Para ulama mutaakhirin menguatkan bahwa yang dimaksud fitrah tersebut adalah Islam karena Q.S. al-Rum (30): 30 adalah kalimat”fitrah Allah” dalam arti Idâfah Mahdhah yang memerintahkan Nabi Shalallohu ‘alaihi wa salam untuk selalu tetap pada fitrah. Oleh karena itu, kata fitrah berarti Islam.
Dalam kitab Syarah Shahih Muslim karangan al-Nawawi disebutkan bahwa sebagian besar ulama berpendapat anak Muslim yang meninggal, dia akan masuk ke surga. Sedangkan anak-anak orang musyrik yang mati sewaktu kecil, ada tiga kelompok pendapat: (1) kebanyakan mereka mengatakan bahwa mereka (anak-anak musyrik itu) masuk ke dalam neraka, (2) sebagian mereka tawaqquf (tidak meneruskan persoalan tersebut), (3) masuk surga. Pendapat terakhir ini didukung dan dibenarkan oleh al-Nawawi. Argumentasi pendapat ketiga ini adalah berdasarkan hadis Nabi Shalallohu ‘alaihi wa salam ketika sedang melakukan Isrâ’ dan Mi’râj, beliau melihat Nabi Ibrahim ‘Alaihissalam di dalam surga dan di sekelilingnya anak-anak manusia. Para sahabat bertanya: “apakah mereka anak-anak orang musyrik ? Nabi menjawab: Ya, mereka itu anak-anak orang musyrik.
Faktor-faktor Pembentuk Perkembangan Manusia
Adapun makna fitrah (فطرة) Hadis di atas adalah kesucian, nilai-nilai agama, Kesucian anak akan ternodai/dipengaruhi dari orang tuanya dan lingkungannya. Jika orang tua dan lingkunan tidak baik maka anak tersebut menjadi tidak baik pula. Tetapi jika orang tua mendidikan anak dengan baik dan menempatkan lingkungan yang baik-baik maka anak tersebut akan tumbuh dewasa menjadi orang baik-baik pula. Oleh sebab itu pendidikan anak usia dini menjadi kata kunci mewujudkan anak yang shaleh dan sukses.
Dalam pandangan Islam merupakan dasar dan keunggulan manusia di bandingkan dengan mahluk lainnya atau pembawaan disebut fitrah, yang berasal dari kataفطرة  yanga dalam pengertian etimologi yang mengandun pengertian kejadian.
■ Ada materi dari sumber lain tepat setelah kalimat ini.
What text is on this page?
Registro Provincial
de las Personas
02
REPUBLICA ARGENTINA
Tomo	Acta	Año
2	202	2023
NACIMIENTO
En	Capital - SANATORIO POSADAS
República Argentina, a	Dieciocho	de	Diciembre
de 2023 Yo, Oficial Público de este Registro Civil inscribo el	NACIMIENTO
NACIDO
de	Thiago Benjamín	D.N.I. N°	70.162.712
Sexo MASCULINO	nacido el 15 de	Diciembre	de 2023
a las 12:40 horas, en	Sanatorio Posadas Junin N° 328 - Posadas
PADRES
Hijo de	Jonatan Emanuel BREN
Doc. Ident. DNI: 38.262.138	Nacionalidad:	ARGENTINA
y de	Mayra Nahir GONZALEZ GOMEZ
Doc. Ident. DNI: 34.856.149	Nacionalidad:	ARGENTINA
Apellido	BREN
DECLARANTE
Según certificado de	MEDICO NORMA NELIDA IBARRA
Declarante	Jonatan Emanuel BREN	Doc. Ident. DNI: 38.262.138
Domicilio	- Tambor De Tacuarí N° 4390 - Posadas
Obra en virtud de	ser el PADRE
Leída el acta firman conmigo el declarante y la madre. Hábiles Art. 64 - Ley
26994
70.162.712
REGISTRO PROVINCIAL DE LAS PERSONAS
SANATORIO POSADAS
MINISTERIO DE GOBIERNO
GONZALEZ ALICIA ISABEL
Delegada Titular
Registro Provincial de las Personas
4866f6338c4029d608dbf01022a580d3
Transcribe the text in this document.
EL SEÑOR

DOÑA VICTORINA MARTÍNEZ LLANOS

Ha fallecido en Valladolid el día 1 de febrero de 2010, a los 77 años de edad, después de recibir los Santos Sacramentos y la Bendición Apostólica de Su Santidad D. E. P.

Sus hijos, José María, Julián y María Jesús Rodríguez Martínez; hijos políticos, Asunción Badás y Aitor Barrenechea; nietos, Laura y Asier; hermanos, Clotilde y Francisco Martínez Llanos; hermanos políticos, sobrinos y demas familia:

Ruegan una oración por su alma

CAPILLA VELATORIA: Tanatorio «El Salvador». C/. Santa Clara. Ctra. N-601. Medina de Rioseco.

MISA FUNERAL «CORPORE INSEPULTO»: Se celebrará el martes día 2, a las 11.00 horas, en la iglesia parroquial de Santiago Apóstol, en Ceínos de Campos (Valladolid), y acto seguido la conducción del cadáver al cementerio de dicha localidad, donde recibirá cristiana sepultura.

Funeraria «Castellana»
Kata tersebut berasala dar kata الفا طر yang bentuk pluralnya fithar yang dapat diartikan cara penciptaan, sifat pembawaan sejak lahir, sifat watak manusia, agama dan sunnah, pecahan atau belahan.
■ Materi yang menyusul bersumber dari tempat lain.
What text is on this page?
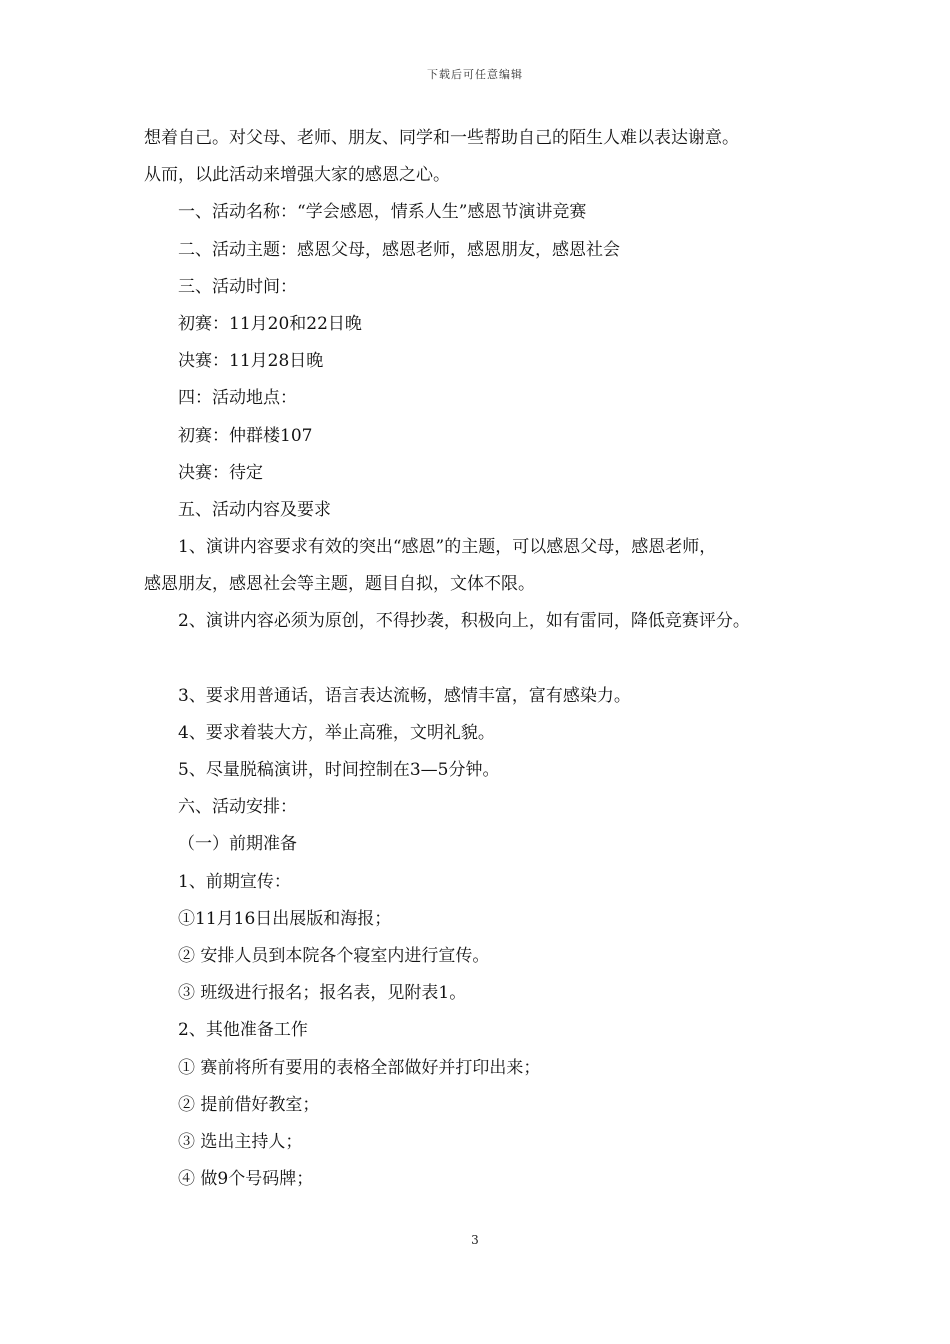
下载后可任意编辑
想着自己。对父母、老师、朋友、同学和一些帮助自己的陌生人难以表达谢意。
从而，以此活动来增强大家的感恩之心。
一、活动名称：“学会感恩，情系人生”感恩节演讲竞赛
二、活动主题：感恩父母，感恩老师，感恩朋友，感恩社会
三、活动时间：
初赛：11月20和22日晚
决赛：11月28日晚
四：活动地点：
初赛：仲群楼107
决赛：待定
五、活动内容及要求
1、演讲内容要求有效的突出“感恩”的主题，可以感恩父母，感恩老师，
感恩朋友，感恩社会等主题，题目自拟，文体不限。
2、演讲内容必须为原创，不得抄袭，积极向上，如有雷同，降低竞赛评分。
3、要求用普通话，语言表达流畅，感情丰富，富有感染力。
4、要求着装大方，举止高雅，文明礼貌。
5、尽量脱稿演讲，时间控制在3—5分钟。
六、活动安排：
（一）前期准备
1、前期宣传：
①11月16日出展版和海报；
② 安排人员到本院各个寝室内进行宣传。
③ 班级进行报名；报名表，见附表1。
2、其他准备工作
① 赛前将所有要用的表格全部做好并打印出来；
② 提前借好教室；
③ 选出主持人；
④ 做9个号码牌；
3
Beberapa pandangan konsep filsafat yang mejelaskan tentang teori  yang mempengarui perkembangan manusia.
a.       Konsep Fatalis-Pasif
Setiap individu, melalui ketetapan Alloh Subhanahu wa Ta’ala adalah baik atau jahat secara asal, baik ketetapan semacam ini terjadi secara semacam nyata sebagian sesuai dengan rencana Alloh Suhanahu wa Ta’ala.  Faktor-faktor eksternal tidak berpengaruh terhadap penentuan nasib seseorang karena setiap indidvidu terikat dengan ketetapan yang telah ditetapkan sebelumnya oleh Alloh Subhanahu wa Ta’ala.
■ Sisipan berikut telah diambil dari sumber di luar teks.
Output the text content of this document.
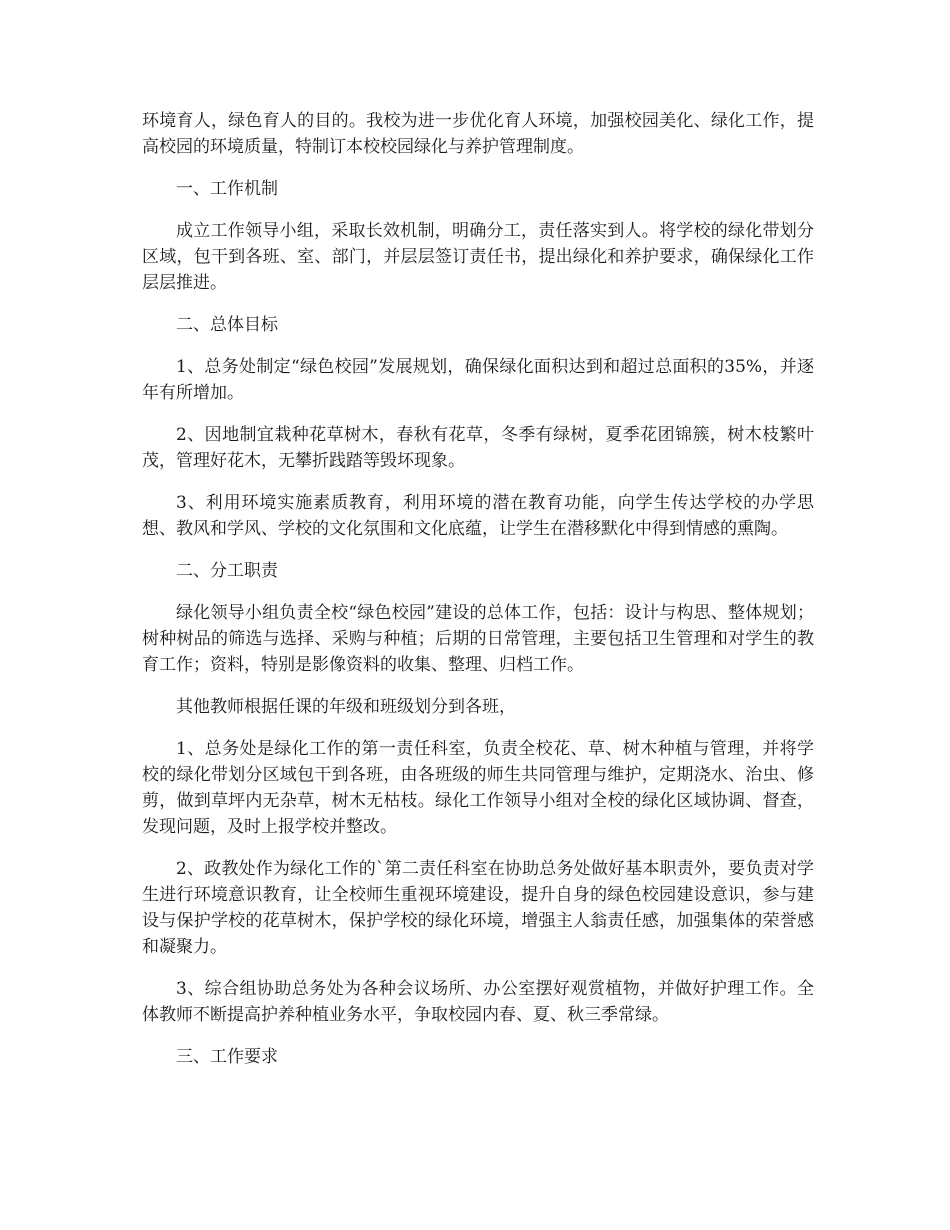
环境育人，绿色育人的目的。我校为进一步优化育人环境，加强校园美化、绿化工作，提高校园的环境质量，特制订本校校园绿化与养护管理制度。

一、工作机制

成立工作领导小组，采取长效机制，明确分工，责任落实到人。将学校的绿化带划分区域，包干到各班、室、部门，并层层签订责任书，提出绿化和养护要求，确保绿化工作层层推进。

二、总体目标

1、总务处制定“绿色校园”发展规划，确保绿化面积达到和超过总面积的35%，并逐年有所增加。

2、因地制宜栽种花草树木，春秋有花草，冬季有绿树，夏季花团锦簇，树木枝繁叶茂，管理好花木，无攀折践踏等毁坏现象。

3、利用环境实施素质教育，利用环境的潜在教育功能，向学生传达学校的办学思想、教风和学风、学校的文化氛围和文化底蕴，让学生在潜移默化中得到情感的熏陶。

二、分工职责

绿化领导小组负责全校“绿色校园”建设的总体工作，包括：设计与构思、整体规划；树种树品的筛选与选择、采购与种植；后期的日常管理，主要包括卫生管理和对学生的教育工作；资料，特别是影像资料的收集、整理、归档工作。

其他教师根据任课的年级和班级划分到各班，

1、总务处是绿化工作的第一责任科室，负责全校花、草、树木种植与管理，并将学校的绿化带划分区域包干到各班，由各班级的师生共同管理与维护，定期浇水、治虫、修剪，做到草坪内无杂草，树木无枯枝。绿化工作领导小组对全校的绿化区域协调、督查，发现问题，及时上报学校并整改。

2、政教处作为绿化工作的`第二责任科室在协助总务处做好基本职责外，要负责对学生进行环境意识教育，让全校师生重视环境建设，提升自身的绿色校园建设意识，参与建设与保护学校的花草树木，保护学校的绿化环境，增强主人翁责任感，加强集体的荣誉感和凝聚力。

3、综合组协助总务处为各种会议场所、办公室摆好观赏植物，并做好护理工作。全体教师不断提高护养种植业务水平，争取校园内春、夏、秋三季常绿。

三、工作要求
b.      Konsep Netral-Paasif
Beranggapan bahwa anak lahir dalam keadaan suci, utuh dan sempurna, suatu keadaan kosong, sesuai halnya dengan teori tabularasa yang di kemukakan oleh John Lock bahwa manusia lahir seperti kertas putih tanpa ada sesuatu goresan apapun. Manusia berpontensi berkarakter baik dan tidak baik itu terdapat berpengaruh dari luar terutama orang tua. Pengaruh baik dan buruk tersebut akan terus mengiringi kehidupan insan dan karakter yang terbentuk targantung mana yang dominan memberi pengaruh. Jika pengaruh baik lebih dominan, maka seseorang akan berkarakter baik, begitu pula sebaliknya.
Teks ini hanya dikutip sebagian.